I initially tried to follow this but I kept having a "couldn't find module" error. Since I have never touched python prior to this, I am unaware how to fix this and the help links are not exactly helpful. If there's someone who could guide me through this tutorial that would be great.

Selenium

Selenium Homepage

I don't really get what this is but I think its some sort of python pack and it tells me to download using the pip command but that doesn't seem to work (syntax error). I don't know how to manually add it in because, again, I have little idea of what I'm doing.

Scrapy

Scrapy Homepage

This one seemed like it'd be an out-of-box deal but not only does it need the pip command to download but it has like 5 other dependencies it needs to function which complicates it more for me.

I am not criticizing these wares, I am just asking for help and if someone could help with the simplification of it all or maybe even point me to an easier method that would be amazing!

Updates

Figured out that I am supposed to run the command for pip in the command prompt thing on my computer, not the python runner. py -m followed by the pip request

Got the Ethan Jarrell tutorial to work and managed to add in selenium, which made me realize that selenium isn't really helpful with the project. rip xP
Spent a bunch of time trying to workshop the basic scraper to work with dynamic sites, unsuccessful
Online self-help doesn't go in as much as I would like, probably due to the legal grey area

you are viewing a single comment's thread
view the rest of the comments

[–] Kissaki@lemmy.dbzer0.com 4 points 10 months ago* (last edited 10 months ago)

Depending on what you want to scape, that's a lot of overkill and overcomplication. Full website testing frameworks may not be necessary to scrape.
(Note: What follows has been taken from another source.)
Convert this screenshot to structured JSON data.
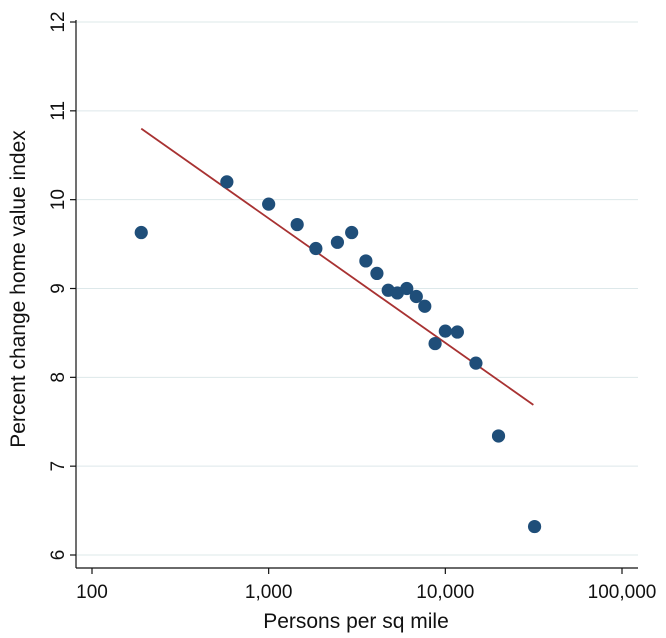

Python with it's tooling and package management may not be necessary.

I've recently extracted and downloaded stuff via Nushell.

Requirement: Knowledge of CSS Selectors
Inspect Website DOM in Webbrowser web developer tools
1. Identify structure
2. Identify adequate selectors; testable via browser dev tools console document.querySelectorAll()
Get and query data

For me, my command line terminal and scripting language of choice is Nushell:

let $html = http get 'https://example.org/'
let $meta = $html | query web --query '#infobox .title, #infobox .tags' |  | { title: $in.0.0 tags: $in.1.0 }
let $content = $html | query web --query 'main img' --attribute data-src
$meta | save meta.json

1..30 | each {|x| http get $'https://example.org/img/($x).jpg' | save $'($x).jpg'; sleep 100ms }

Depending on the tools you use, it'll be quite similar or very different.

Selenium is an entire web-browser driver meaning it does a lot more and has a more extensive interface because of it; and you can talk to it through different interfaces and languages.